NEWS
Lewat Permainan Tradisional, Bergema Banjarbaru Ajak Ayah Perkuat Bonding dengan Anak
BAKAWAL, Banjarbaru - Sejumlah ayah di Kota Banjarbaru bakal diajak bermain bersama anak melalui permainan tradisional Kalimantan Selatan dalam kegiatan Berbagi Bergerak Bersama (Bergema), 30 Agustus 2026 mendatang.
Bertajuk “Aku dan Bapakku”, kegiatan ini menjadi ruang bagi ayah dan anak untuk membangun interaksi positif sekaligus memperkuat ikatan emosional melalui aktivitas bermain bersama.
Permainan tradisional yang dikenalkan di antaranya Balogo, Bedamprak dan Cangkirikan. Pelaksanaannya turut menggandeng Kampoeng Ohoy Balogo Banjarbaru sebagai mitra kolaborasi.
Sekretaris Regional Ibu Profesional Kalimantan Selatan, Dewi Sri Khamidah mengatakan, keterlibatan ayah menjadi salah satu perhatian dalam pelaksanaan Bergema.
Harapannya, pengalaman belajar dan bermain yang menyenangkan dapat membuat hubungan ayah dan anak semakin kuat.
Selain itu, keterlibatan keduanya dalam permainan tradisional juga diharapkan dapat mengenalkan sekaligus turut melestarikan budaya lokal Kalimantan Selatan.
Berbeda dengan ayah dan anak yang akan menjelajahi berbagai permainan tradisional, para ibu mengikuti workshop Game Based Learning bersama fasilitator A Home Team Nasional.

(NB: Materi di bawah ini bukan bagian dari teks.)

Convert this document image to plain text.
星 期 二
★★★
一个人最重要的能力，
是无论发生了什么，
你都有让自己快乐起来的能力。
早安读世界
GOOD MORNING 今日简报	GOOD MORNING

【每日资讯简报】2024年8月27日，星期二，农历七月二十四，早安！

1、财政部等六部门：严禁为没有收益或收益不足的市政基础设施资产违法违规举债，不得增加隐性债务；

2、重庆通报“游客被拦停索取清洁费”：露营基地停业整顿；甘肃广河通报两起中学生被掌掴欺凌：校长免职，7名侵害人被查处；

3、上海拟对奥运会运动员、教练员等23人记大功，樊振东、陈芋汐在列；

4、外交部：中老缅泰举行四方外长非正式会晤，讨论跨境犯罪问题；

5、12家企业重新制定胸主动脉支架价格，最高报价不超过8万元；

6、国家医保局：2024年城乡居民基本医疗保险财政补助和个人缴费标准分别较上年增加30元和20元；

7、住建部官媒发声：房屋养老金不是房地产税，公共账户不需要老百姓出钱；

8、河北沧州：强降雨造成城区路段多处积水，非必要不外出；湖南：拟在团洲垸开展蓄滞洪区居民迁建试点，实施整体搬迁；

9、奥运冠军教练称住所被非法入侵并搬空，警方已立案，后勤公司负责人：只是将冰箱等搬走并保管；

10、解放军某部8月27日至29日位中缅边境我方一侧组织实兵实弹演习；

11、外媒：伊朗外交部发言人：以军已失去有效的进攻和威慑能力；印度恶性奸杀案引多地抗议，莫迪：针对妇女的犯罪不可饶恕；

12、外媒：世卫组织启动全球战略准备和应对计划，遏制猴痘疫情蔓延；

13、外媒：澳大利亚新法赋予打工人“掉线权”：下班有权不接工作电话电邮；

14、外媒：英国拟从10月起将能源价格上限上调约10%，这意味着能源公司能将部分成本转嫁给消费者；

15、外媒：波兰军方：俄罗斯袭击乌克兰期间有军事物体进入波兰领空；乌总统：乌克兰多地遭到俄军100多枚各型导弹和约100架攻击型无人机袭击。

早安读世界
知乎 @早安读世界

Banjarbaru sendiri menjadi titik ke-19 pelaksanaan Bergema yang digagas Ibu Profesional bersama The Human Safety Net Indonesia.
Bergema tahun ini mengusung tema Distributed Family Intervention System, yakni pendekatan intervensi keluarga berbasis dukungan kolektif.
“Kita menargetkan Bergema terlaksana di 50 titik seluruh Indonesia, 100 keluarga rentan, 1.000 anak usia dini dan 100 ayah terlibat aktif,” kata Dewi.
Tak hanya menyasar penguatan hubungan dalam keluarga, Bergema Banjarbaru juga memberikan dukungan kepada anak usia dini dari keluarga rentan.
Sebanyak 10 anak terpilih akan menerima Beasiswa Bergema dan learning kit untuk mendukung akses pendidikan serta stimulasi belajar.
Penerima ditentukan dengan mempertimbangkan sejumlah aspek, meliputi kondisi ekonomi, kesehatan, pangan dan gizi hingga pengasuhan, sehingga bantuan diharapkan tepat sasaran.